Henry Pease García, conciencia crítica de Perú

Por: Jackeline Fows

En noviembre de 1989, cuando el grupo terrorista Sendero Luminoso llamó a un paro armado en la capital peruana, Pease convocó a una Marcha por la Paz para contrarrestarlo. Su propuesta tuvo la inmediata respuesta del entonces candidato presidencial Mario Vargas Llosa, quien llamó a la principal radio noticiosa a confirmar su presencia.

Además del escritor peruano, se sumaron a la marcha numerosos líderes políticos y sociales.

“No me hubiera plegado a la Marcha por la Paz si la iniciativa no hubiera venido de Henry Pease, un adversario que, como intelectual y como político, me parecía respetable. Hay muchas maneras de definir lo respetable. En lo que a mí se refiere, me merece respeto el intelectual o el político que dice lo que cree, hace lo que dice y no utiliza las ideas y las palabras como una coartada para el arribismo”, escribió en sus memorias Como pez en el agua el Nobel de Literatura acerca de quien le disputara la presidencia en los comicios de 1990.

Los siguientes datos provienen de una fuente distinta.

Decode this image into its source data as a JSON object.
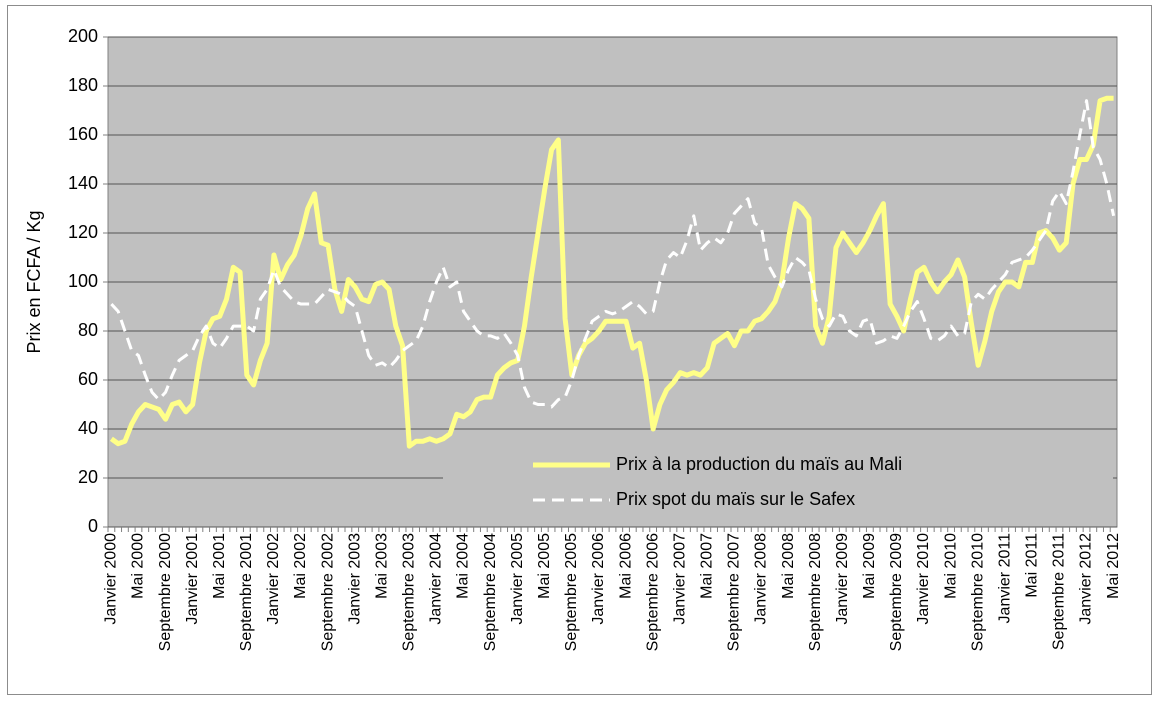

Pease fue uno de los pocos políticos de izquierda durante el Congreso Constituyente Democrático, el Legislativo que funcionó de 1992 a 1995 cuando el presidente Alberto Fujimori cerró esa instancia y convocó elecciones. Posteriormente, llegaría a presidir la Cámara legislativa (entre 2003 y 2004).

En abril de 1993 recibió un documento anónimo elaborado por militares que discrepaban de las violaciones a los derechos humanos cometidas por las fuerzas armadas dirigidas por el asesor de inteligencia de Fujimori, Vladimiro Montesinos. El informe contenía los detalles de la operación militar que causó la muerte y desaparición de nueve estudiantes y un profesor de la Universidad La Cantuta. Pease confirmó rápidamente la información y propuso al Congreso —de mayoría fujimorista— la formación de una comisión investigadora de la masacre. Su iniciativa fue aprobada.

Pease venció un cáncer a los 29 años y desde entonces su salud requería constantes tratamientos. Pese a ello, era un orador firme en el Congreso y se mantuvo activo en la opinión pública tras dejar la Cámara en 2006. Sus aportaciones en las reformas políticas se enfocaron en la descentralización del país y la participación ciudadana en la gestión local.

Como académico, fue profesor y coordinador del curso Realidad Social Peruana en la Pontificia Universidad Católica del Perú, materia en la que dijo haber tenido unos 7.000 alumnos en 42 años. En los últimos años se desempeñaba como director de la Escuela de Gobierno y Políticas Públicas de esa universidad.